Anti-immigrant Views
- In a 2014 Facebook post, Espinoza claimed, “Child molestation and rape are very numerous in this illegal alien demographic!”
- Espinoza claimed in a 2015 Buzzfeed interview that her organization is not “anti-immigrant,” but said, “We are against illegal aliens trespassing upon our soil.”
- In 2012, Espinoza was published in the far-right Social Contract Press, an anti-immigrant journal launched by white nationalist John Tanton, the founder of the modern-day anti-immigrant movement. In her piece, Espinoza wrote, “We must demand justice for American citizens, not ‘social justice’ for illegals. Insist that our elected officials remember that ‘We, the People,’ not the illegal aliens, are their constituents. And that the racism perpetrated by illegal invaders upon Americans of all ethnic backgrounds is real.”

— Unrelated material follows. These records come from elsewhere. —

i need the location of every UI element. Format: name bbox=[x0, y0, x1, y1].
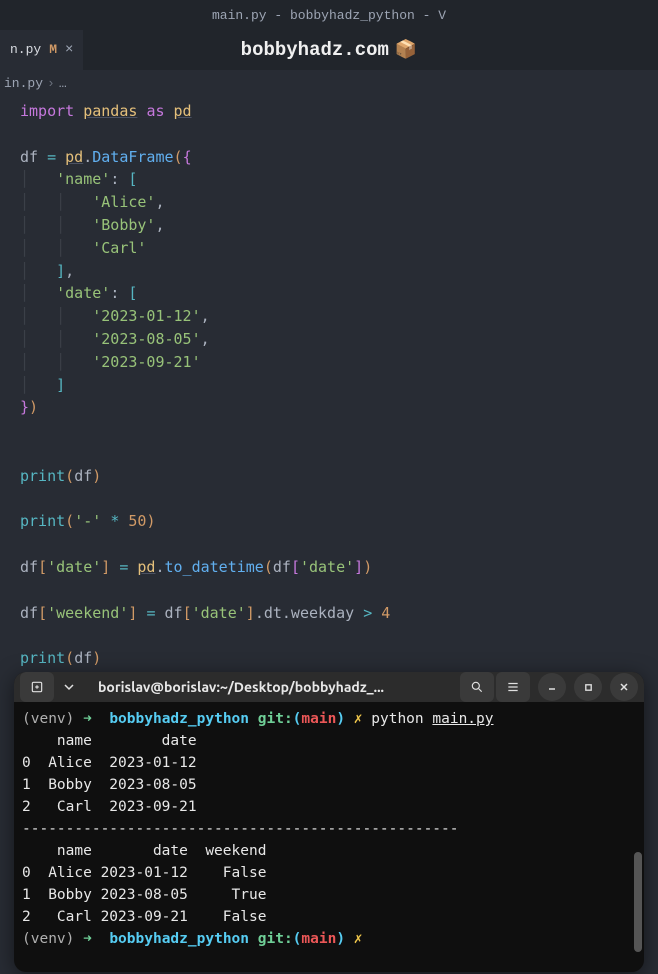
out-row-2: 2 Carl 2023-09-21 bbox=[22, 799, 197, 815]
window-titlebar: main.py - bobbyhadz_python - V bbox=[0, 0, 658, 30]
tab-main-py[interactable]: n.py M × bbox=[0, 30, 83, 70]
new-tab-button[interactable] bbox=[20, 672, 54, 702]
menu-button[interactable] bbox=[496, 672, 530, 702]
close-icon bbox=[619, 682, 629, 692]
search-icon bbox=[470, 680, 484, 694]
chevron-down-icon bbox=[64, 682, 74, 692]
out-row-1: 1 Bobby 2023-08-05 bbox=[22, 777, 197, 793]
minimize-icon bbox=[547, 682, 557, 692]
maximize-icon bbox=[584, 683, 593, 692]
editor-tabs-area: n.py M × bobbyhadz.com 📦 bbox=[0, 30, 658, 70]
code-editor[interactable]: import pandas as pd df = pd.DataFrame({ … bbox=[0, 96, 658, 670]
chevron-right-icon: › bbox=[47, 76, 55, 91]
call-to-datetime: to_datetime bbox=[165, 558, 264, 576]
prompt-venv: (venv) bbox=[22, 711, 74, 727]
out2-row-1: 1 Bobby 2023-08-05 True bbox=[22, 887, 266, 903]
breadcrumb[interactable]: in.py › … bbox=[0, 70, 658, 96]
tab-label: n.py bbox=[10, 42, 41, 57]
out-row-0: 0 Alice 2023-01-12 bbox=[22, 755, 197, 771]
print-2: print bbox=[20, 512, 65, 530]
breadcrumb-more: … bbox=[59, 76, 67, 91]
key-date: 'date' bbox=[56, 284, 110, 302]
site-banner: bobbyhadz.com 📦 bbox=[241, 39, 418, 61]
out-sep: ----------------------------------------… bbox=[22, 821, 459, 837]
tab-dropdown[interactable] bbox=[58, 672, 80, 702]
alias-pd: pd bbox=[174, 102, 192, 120]
terminal-window: borislav@borislav:~/Desktop/bobbyhadz_..… bbox=[14, 672, 644, 972]
key-name: 'name' bbox=[56, 170, 110, 188]
out2-row-2: 2 Carl 2023-09-21 False bbox=[22, 909, 266, 925]
modified-indicator: M bbox=[49, 42, 57, 57]
kw-import: import bbox=[20, 102, 74, 120]
terminal-actions bbox=[460, 672, 638, 702]
prompt-git: git: bbox=[258, 711, 293, 727]
terminal-titlebar: borislav@borislav:~/Desktop/bobbyhadz_..… bbox=[14, 672, 644, 702]
str-d3: '2023-09-21' bbox=[92, 353, 200, 371]
terminal-scrollbar[interactable] bbox=[634, 852, 642, 952]
terminal-body[interactable]: (venv) ➜ bobbyhadz_python git:(main) ✗ p… bbox=[14, 702, 644, 972]
out-header2: name date weekend bbox=[22, 843, 266, 859]
var-df: df bbox=[20, 148, 38, 166]
pd-ref: pd bbox=[65, 148, 83, 166]
print-3: print bbox=[20, 649, 65, 667]
close-icon[interactable]: × bbox=[65, 42, 73, 58]
mod-pandas: pandas bbox=[83, 102, 137, 120]
str-alice: 'Alice' bbox=[92, 193, 155, 211]
str-d1: '2023-01-12' bbox=[92, 307, 200, 325]
banner-text: bobbyhadz.com bbox=[241, 39, 389, 61]
minimize-button[interactable] bbox=[538, 673, 566, 701]
search-button[interactable] bbox=[460, 672, 494, 702]
str-carl: 'Carl' bbox=[92, 239, 146, 257]
out2-row-0: 0 Alice 2023-01-12 False bbox=[22, 865, 266, 881]
op-eq: = bbox=[47, 148, 56, 166]
prompt-dir: bobbyhadz_python bbox=[109, 711, 249, 727]
print-1: print bbox=[20, 467, 65, 485]
plus-box-icon bbox=[30, 680, 44, 694]
terminal-title: borislav@borislav:~/Desktop/bobbyhadz_..… bbox=[84, 679, 456, 695]
window-title: main.py - bobbyhadz_python - V bbox=[212, 8, 446, 23]
breadcrumb-file: in.py bbox=[4, 76, 43, 91]
prompt-arrow: ➜ bbox=[83, 711, 92, 727]
out-header1: name date bbox=[22, 733, 197, 749]
prompt-dirty: ✗ bbox=[354, 711, 363, 727]
cmd-arg: main.py bbox=[432, 711, 493, 727]
cube-icon: 📦 bbox=[395, 39, 417, 61]
hamburger-icon bbox=[506, 680, 520, 694]
cmd-python: python bbox=[371, 711, 423, 727]
prompt-branch: main bbox=[301, 711, 336, 727]
str-bobby: 'Bobby' bbox=[92, 216, 155, 234]
str-d2: '2023-08-05' bbox=[92, 330, 200, 348]
close-button[interactable] bbox=[610, 673, 638, 701]
call-dataframe: DataFrame bbox=[92, 148, 173, 166]
maximize-button[interactable] bbox=[574, 673, 602, 701]
kw-as: as bbox=[146, 102, 164, 120]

- In the same piece, she wrote, “No one is immune to the illegal who drives wildly drunk, or the wanna-be gang-banger who needs to machete innocent citizens to gain entry and respect into the Latino or other gangs. We have uncovered the fact that Americans are under assault, a fact under-reported by the press, and unconnected by our elected leaders at all levels of government. Sanctuary cities, unsecured communities, human trafficking, molestations of our children, are all part of the vernacular of this disease that illegal immigration speaks, and must be addressed now!”
- When a conservative campus group at the University of Texas attempted to hold a “Catch an Illegal Alien Day,” Espinoza praised the group on social media.

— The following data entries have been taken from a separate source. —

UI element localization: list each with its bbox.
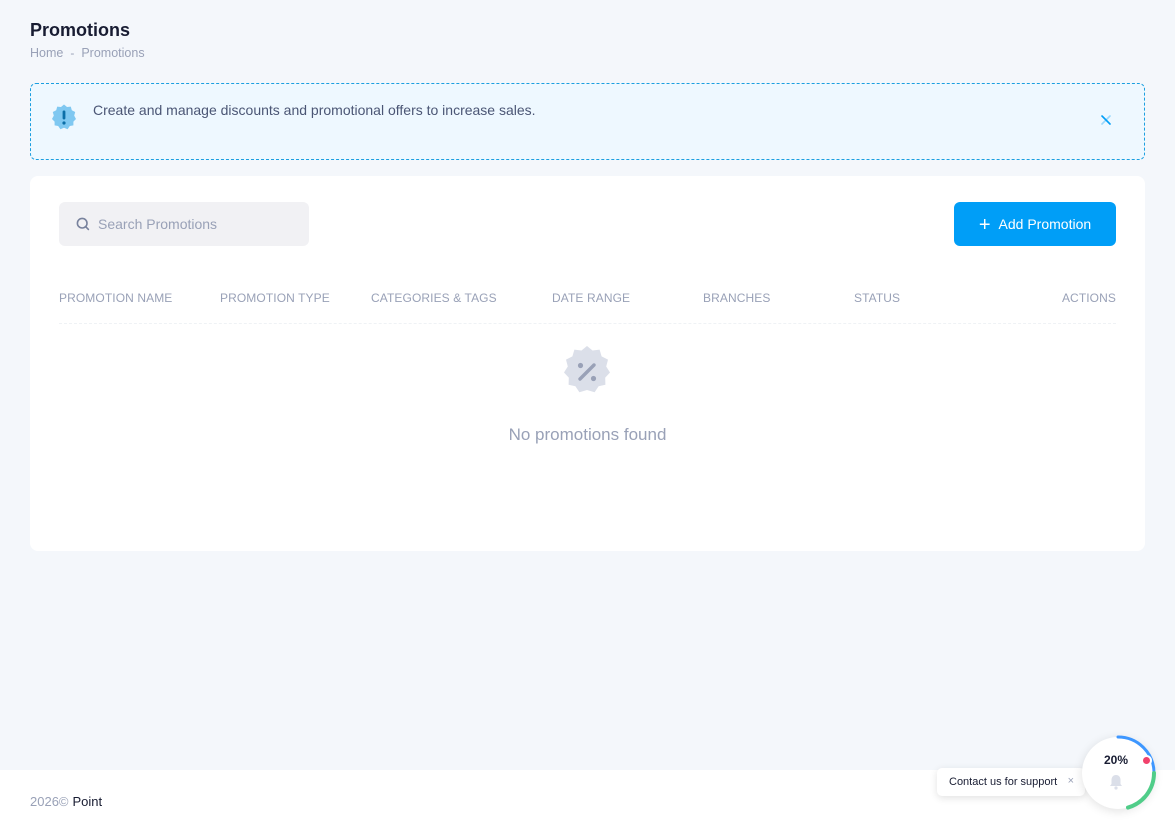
promotions-card: + Add Promotion Promotion Name Promotion… xyxy=(30,176,1145,551)
search-icon xyxy=(76,217,90,231)
footer-year: 2026© xyxy=(30,794,69,809)
info-notice: Create and manage discounts and promotio… xyxy=(30,83,1145,160)
column-header-categories-tags[interactable]: Categories & Tags xyxy=(371,291,497,305)
column-header-branches[interactable]: Branches xyxy=(703,291,770,305)
add-promotion-label: Add Promotion xyxy=(998,216,1092,232)
search-input[interactable] xyxy=(98,202,303,246)
search-box xyxy=(59,202,309,246)
footer-copyright: 2026© Point xyxy=(30,794,102,809)
notice-text: Create and manage discounts and promotio… xyxy=(93,102,536,118)
table-header: Promotion Name Promotion Type Categories… xyxy=(59,276,1116,324)
empty-state-text: No promotions found xyxy=(508,425,667,444)
support-bubble-text: Contact us for support xyxy=(949,776,1058,788)
percent-badge-icon xyxy=(559,344,615,400)
support-widget[interactable]: 20% xyxy=(1078,733,1158,813)
breadcrumb: Home - Promotions xyxy=(30,46,145,60)
add-promotion-button[interactable]: + Add Promotion xyxy=(954,202,1116,246)
plus-icon: + xyxy=(978,214,991,236)
close-icon[interactable] xyxy=(1099,113,1113,127)
column-header-promotion-name[interactable]: Promotion Name xyxy=(59,291,172,305)
column-header-status[interactable]: Status xyxy=(854,291,900,305)
exclamation-badge-icon xyxy=(50,103,78,131)
page: Promotions Home - Promotions Create and … xyxy=(0,0,1175,830)
support-bubble[interactable]: Contact us for support × xyxy=(937,768,1085,796)
column-header-promotion-type[interactable]: Promotion Type xyxy=(220,291,330,305)
bell-icon xyxy=(1107,773,1125,791)
breadcrumb-separator: - xyxy=(70,46,75,60)
column-header-date-range[interactable]: Date Range xyxy=(552,291,630,305)
notification-dot xyxy=(1141,755,1152,766)
breadcrumb-home-link[interactable]: Home xyxy=(30,46,63,60)
column-header-actions: Actions xyxy=(1061,291,1116,305)
toolbar: Promotions Home - Promotions xyxy=(0,0,1175,70)
footer-brand-link[interactable]: Point xyxy=(73,794,103,809)
breadcrumb-current: Promotions xyxy=(81,46,145,60)
page-title: Promotions xyxy=(30,20,131,40)
close-icon[interactable]: × xyxy=(1068,775,1074,787)
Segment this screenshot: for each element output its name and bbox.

- A year later, Espinoza was on the front cover of The Social Contract holding the Stolen Lives Quilt with the Contract’s editor, white nationalist Wayne Lutton. Lutton was a longtime member of the white supremacist Council of Conservative Citizens (CCC) and wrote for a number of white supremacist and Holocaust denial publications.

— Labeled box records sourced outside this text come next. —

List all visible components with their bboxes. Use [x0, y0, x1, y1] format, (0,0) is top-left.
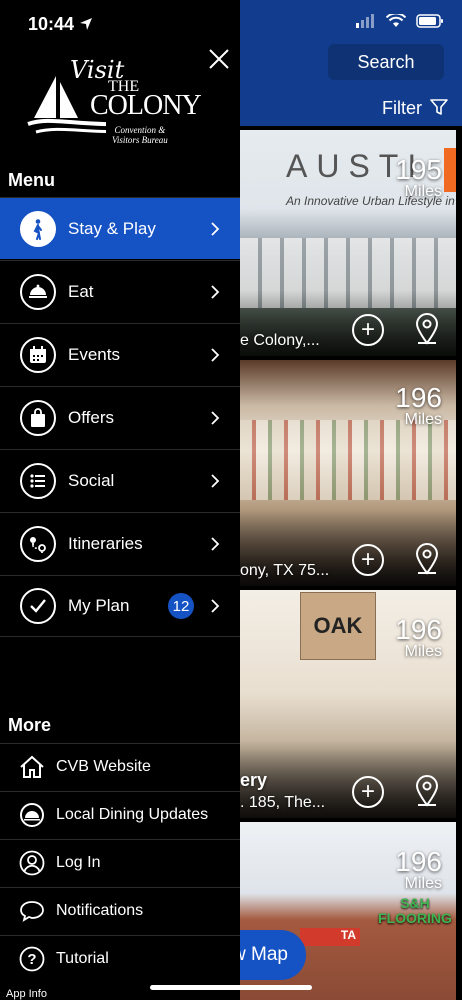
more-label: Local Dining Updates: [56, 806, 209, 823]
distance-value: 196: [395, 382, 442, 413]
route-icon: [20, 525, 56, 562]
distance-label: 196 Miles: [395, 848, 442, 892]
chevron-right-icon: [211, 599, 220, 613]
menu-label: Stay & Play: [68, 218, 156, 238]
banner-accent: [444, 148, 456, 192]
distance-unit: Miles: [404, 875, 442, 892]
chevron-right-icon: [211, 347, 220, 362]
food-tray-icon: [18, 801, 46, 829]
time-text: 10:44: [28, 14, 75, 34]
location-arrow-icon: [80, 18, 93, 30]
add-to-plan-button[interactable]: +: [352, 314, 384, 346]
status-icons: [356, 14, 444, 28]
menu-item-social[interactable]: Social: [0, 449, 240, 511]
menu-label: Eat: [68, 281, 94, 301]
distance-label: 196 Miles: [395, 384, 442, 428]
user-icon: [18, 849, 46, 877]
map-pin-icon[interactable]: [414, 774, 440, 808]
menu-label: Events: [68, 344, 120, 364]
card-caption: . 185, The...: [240, 794, 326, 811]
chevron-right-icon: [211, 410, 220, 425]
status-time: 10:44: [28, 14, 93, 35]
logo-text-bureau: Visitors Bureau: [112, 134, 168, 145]
menu-section-title: Menu: [8, 170, 55, 190]
map-pin-icon[interactable]: [414, 312, 440, 346]
menu-label: Social: [68, 470, 115, 490]
svg-text:?: ?: [27, 951, 36, 968]
card-caption: e Colony,...: [240, 332, 320, 349]
store-sign-red: TA: [300, 928, 360, 946]
shopping-bag-icon: [20, 399, 56, 436]
product-box-text: OAK: [313, 613, 363, 638]
sailboat-icon: [27, 76, 106, 134]
menu-label: Itineraries: [68, 533, 143, 553]
menu-label: Offers: [68, 407, 114, 427]
chevron-right-icon: [211, 536, 220, 551]
more-item-notifications[interactable]: Notifications: [0, 887, 240, 934]
add-to-plan-button[interactable]: +: [352, 776, 384, 808]
more-item-tutorial[interactable]: ? Tutorial: [0, 935, 240, 982]
store-shelves-image: [240, 420, 456, 500]
list-icon: [20, 462, 56, 499]
chevron-right-icon: [211, 221, 220, 236]
filter-bar: [240, 90, 462, 126]
walking-person-icon: [20, 210, 56, 247]
more-label: Tutorial: [56, 950, 109, 967]
distance-label: 196 Miles: [395, 616, 442, 660]
product-box: OAK: [300, 592, 376, 660]
menu-item-stay-play[interactable]: Stay & Play: [0, 197, 240, 259]
more-label: Notifications: [56, 902, 144, 919]
signal-icon: [356, 14, 374, 28]
question-icon: ?: [18, 945, 46, 973]
distance-value: 196: [395, 846, 442, 877]
chevron-right-icon: [211, 473, 220, 488]
distance-value: 195: [395, 154, 442, 185]
speech-bubble-icon: [18, 897, 46, 925]
plan-count-badge: 12: [168, 593, 194, 619]
close-icon[interactable]: [206, 46, 232, 72]
home-icon: [18, 753, 46, 781]
distance-unit: Miles: [404, 411, 442, 428]
more-label: Log In: [56, 854, 101, 871]
calendar-icon: [20, 336, 56, 373]
food-tray-icon: [20, 273, 56, 310]
listing-card[interactable]: 196 Miles ony, TX 75... +: [240, 360, 456, 586]
more-item-cvb-website[interactable]: CVB Website: [0, 743, 240, 790]
distance-value: 196: [395, 614, 442, 645]
chevron-right-icon: [211, 284, 220, 299]
menu-item-my-plan[interactable]: My Plan 12: [0, 575, 240, 637]
distance-unit: Miles: [404, 643, 442, 660]
more-item-log-in[interactable]: Log In: [0, 839, 240, 886]
menu-item-itineraries[interactable]: Itineraries: [0, 512, 240, 574]
more-label: CVB Website: [56, 758, 151, 775]
visit-the-colony-logo: Visit THE COLONY Convention & Visitors B…: [22, 56, 202, 152]
add-to-plan-button[interactable]: +: [352, 544, 384, 576]
wifi-icon: [386, 14, 406, 27]
home-indicator: [150, 985, 312, 990]
checkmark-icon: [20, 588, 56, 624]
card-caption: ony, TX 75...: [240, 562, 330, 579]
more-item-local-dining[interactable]: Local Dining Updates: [0, 791, 240, 838]
map-pin-icon[interactable]: [414, 542, 440, 576]
menu-item-events[interactable]: Events: [0, 323, 240, 385]
menu-item-eat[interactable]: Eat: [0, 260, 240, 322]
distance-label: 195 Miles: [395, 156, 442, 200]
battery-icon: [416, 14, 443, 28]
menu-label: My Plan: [68, 596, 130, 615]
menu-item-offers[interactable]: Offers: [0, 386, 240, 448]
logo-text-colony: COLONY: [90, 90, 202, 121]
search-button[interactable]: Search: [328, 44, 444, 80]
listing-card[interactable]: AUSTI An Innovative Urban Lifestyle in 1…: [240, 130, 456, 356]
card-title: ery: [240, 770, 268, 790]
filter-button[interactable]: Filter: [382, 98, 422, 119]
distance-unit: Miles: [404, 183, 442, 200]
app-info-link[interactable]: App Info: [6, 988, 47, 1000]
logo-subtitle: Convention & Visitors Bureau: [112, 125, 168, 146]
store-sign: S&H FLOORING: [378, 895, 452, 927]
listing-card[interactable]: OAK 196 Miles ery . 185, The... +: [240, 590, 456, 818]
filter-icon[interactable]: [430, 98, 448, 116]
more-section-title: More: [8, 715, 52, 735]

- Espinoza spoke at the annual Writers Workshop put on by the Social Contract Press in 2013.
- Espinoza has also attended FAIR’s annual Hold Their Feet to the Fire event in Washington, D.C., on multiple occasions.
- TRP has accepted over $155,000 in funding from U.S. Inc., Tanton’s umbrella organization.
- A 2013 post on the official TRP website cited The Daily Stormer, a neo-Nazi website. The title of the article TRP cited was, “Family Furious as Illegal Alien Let Out of Jail to Kill White People.”
- According to The New Yorker, the TRP website once declared, “Pro-amnesty special interests have spent millions on spreading the lie that the legalization of undocumented aliens is somehow good for America and American families.”
Anti-immigrant Activity
- TRP leader Maria Espinoza has promoted the debunked claim that 25 Americans are killed by undocumented immigrants every day. Depicting immigrants as criminals is a key talking point for the organization.
- TRP is one of the main anti-immigrant organizations fighting against so-called “sanctuary cities” in the United States. In 2015, after the San Francisco shooting death of Kathryn Steinle by an undocumented immigrant, Espinoza first called for a boycott of the city. She then travelled there for a memorial with other anti-immigrant activists including Rick Oltman, a former FAIR employee and speaker at gatherings of the white supremacist Council of Conservative Citizens (CCC). The press event focused on blaming San Francisco’s sanctuary policy for Steinle’s death.
- In a recent interview, Espinoza criticized elected officials in “sanctuary” locales, stating, “Use the laws that are on the books to actually prosecute these offenders, the sanctuary city mayors, sanctuary state governors, and all of these municipalities.”